Le maillon faible de la chaîne de DNS qui permet l’attaque par amplification est un problème de configuration du serveur DNS récursif. La cause profonde de la mauvaise configuration est que le serveur DNS récursif n’est pas configuré pour ne répondre qu’à des questions locales et est ouvert aux requêtes de n’importe quel système.
“La technique d’attaque de base se compose de l’envoi d’une requête à un serveur DNS récursif ouvert avec l’adresse source usurpée pour être l’adresse de la victime“, explique l’US-CERT. “Lorsque le serveur DNS envoie la réponse de l’enregistrement DNS, il est envoyé à la place de la victime. Parce que la taille de la réponse est généralement beaucoup plus importante que la demande, l’attaquant est capable d’amplifier le volume du trafic dirigé vers la victime.“
Les attaquants peuvent encore renforcer l’attaque DNS par amplification si ils possèdent un botnet qui est alors en mesure de faire encore plus de requêtes DNS, ce qui augmente la taille de l’attaque DDoS finale.
Les serveurs DNS récursifs mal configurés ne sont pas un phénomène nouveau sur Internet. En 2007, les services DNS du fournisseur d’Infoblox a révélé que plus de la moitié des serveurs DNS interrogés à l’époque étaient grands ouverts pour des requêtes récursives venant de n’importe où.
Matthew Prince, co-fondateur et PDG de CloudFlare, le Content Delivery Network (CDN) au centre des attaques DDoS massives de la semaine dernière, est parmi ceux qui ont souligné les risques de résolveurs DNS récursifs ouverts.
“Contrairement aux traditionnels réseaux de zombies qui ne pouvait que générer du trafic limité à cause des connexions Internet et des ordinateurs modestes des victimes, ces résolveurs sont généralement ouverts fonctionnant sur des serveurs de grande taille, avec une énorme bande passante,” écrit Princet. “Ils sont comme des bazookas et les événements de la semaine dernière ont montré les dégâts qu’ils peuvent causer.“
Détection
Le projet de résolveur libre (openresolverproject.org) a recueilli une liste de 27 millions de résolveurs DNS ouverts qui répondent aux requêtes. Selon eux, 25 millions de ces résolveurs représenter un risque pour l’Internet.

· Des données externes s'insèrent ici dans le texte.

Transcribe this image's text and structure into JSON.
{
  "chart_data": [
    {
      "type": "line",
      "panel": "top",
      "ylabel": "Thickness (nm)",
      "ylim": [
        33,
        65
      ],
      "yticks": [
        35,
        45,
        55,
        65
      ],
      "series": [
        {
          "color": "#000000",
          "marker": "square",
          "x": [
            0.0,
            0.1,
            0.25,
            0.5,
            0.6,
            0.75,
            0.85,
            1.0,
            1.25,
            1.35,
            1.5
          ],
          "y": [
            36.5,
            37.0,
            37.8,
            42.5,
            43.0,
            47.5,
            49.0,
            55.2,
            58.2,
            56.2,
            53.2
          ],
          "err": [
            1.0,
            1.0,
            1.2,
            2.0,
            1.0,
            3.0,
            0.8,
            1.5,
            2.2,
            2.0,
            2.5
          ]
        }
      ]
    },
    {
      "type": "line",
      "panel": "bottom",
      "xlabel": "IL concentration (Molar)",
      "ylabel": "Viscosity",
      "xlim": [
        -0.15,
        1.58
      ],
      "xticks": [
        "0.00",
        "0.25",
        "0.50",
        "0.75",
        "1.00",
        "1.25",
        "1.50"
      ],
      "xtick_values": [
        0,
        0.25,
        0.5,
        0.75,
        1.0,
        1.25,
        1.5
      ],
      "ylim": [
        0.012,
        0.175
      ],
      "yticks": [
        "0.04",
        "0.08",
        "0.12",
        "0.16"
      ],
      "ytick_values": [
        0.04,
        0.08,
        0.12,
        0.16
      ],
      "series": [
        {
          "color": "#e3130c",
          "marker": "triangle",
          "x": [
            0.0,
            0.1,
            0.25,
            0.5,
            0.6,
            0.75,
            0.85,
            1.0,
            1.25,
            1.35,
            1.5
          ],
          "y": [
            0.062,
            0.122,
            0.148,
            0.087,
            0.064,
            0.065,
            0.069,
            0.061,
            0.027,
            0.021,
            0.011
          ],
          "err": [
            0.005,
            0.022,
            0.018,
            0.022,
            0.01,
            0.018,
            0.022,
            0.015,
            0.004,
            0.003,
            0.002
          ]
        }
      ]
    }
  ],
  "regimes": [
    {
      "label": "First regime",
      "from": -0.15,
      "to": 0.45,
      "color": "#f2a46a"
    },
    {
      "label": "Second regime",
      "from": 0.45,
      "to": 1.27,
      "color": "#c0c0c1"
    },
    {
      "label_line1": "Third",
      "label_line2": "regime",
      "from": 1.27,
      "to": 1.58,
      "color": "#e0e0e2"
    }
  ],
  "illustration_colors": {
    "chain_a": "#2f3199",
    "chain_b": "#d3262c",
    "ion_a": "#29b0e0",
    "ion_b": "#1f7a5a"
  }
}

Les administrateurs de systèmes informatiques peuvent utiliser le site OpenResolver afin de scanner leur propre espace d’adressage IP afin de voir si ils possèdent un résolveur récursif ouvert que le projet a déjà publiquement indexé. Un outil similaire est disponible à partir de l’espace de mesure et de test du résolveur Open. DNSInspect fournit également un outil en ligne pour les administrateurs de contrôler des serveurs DNS mal configurés.
Atténuation
La première étape dans la prévention et l’atténuation des risques d’attaques d’amplification DNS est de configurer correctement les serveurs DNS récursifs. L’US-CERT signale que de nombreux serveurs DNS sont destinés à être utilisés que pour un seul domaine et ne doivent alors pas activer la récursivité.
“Pour les serveurs DNS qui sont déployées au sein d’une organisation ou d’un ISP pour soutenir les requêtes de noms pour le compte d’un client, le résolveur doit être configuré pour accepter uniquement les requêtes au nom des clients autorisés“, conseille l’US-CERT. “Ces requêtes devraient normalement venir que de clients au sein même de l’adressage réseau.”
Pour aller plus loin, les attaques d’amplification DNS utilisent des adresses IP usurpées. l’US-CERT suggère que les fournisseurs de services Internet refuse tout le trafic DNS comportant des adresses usurpées. La suggestion que les FAI nient les usurpations d’adresses IP n’est pas une idée nouvelle. L’IETF a publié le document “les meilleures pratiques actuelles” en 2000, en conseillant aux FAI de filtrer le trafic pour les adresses IP forgées.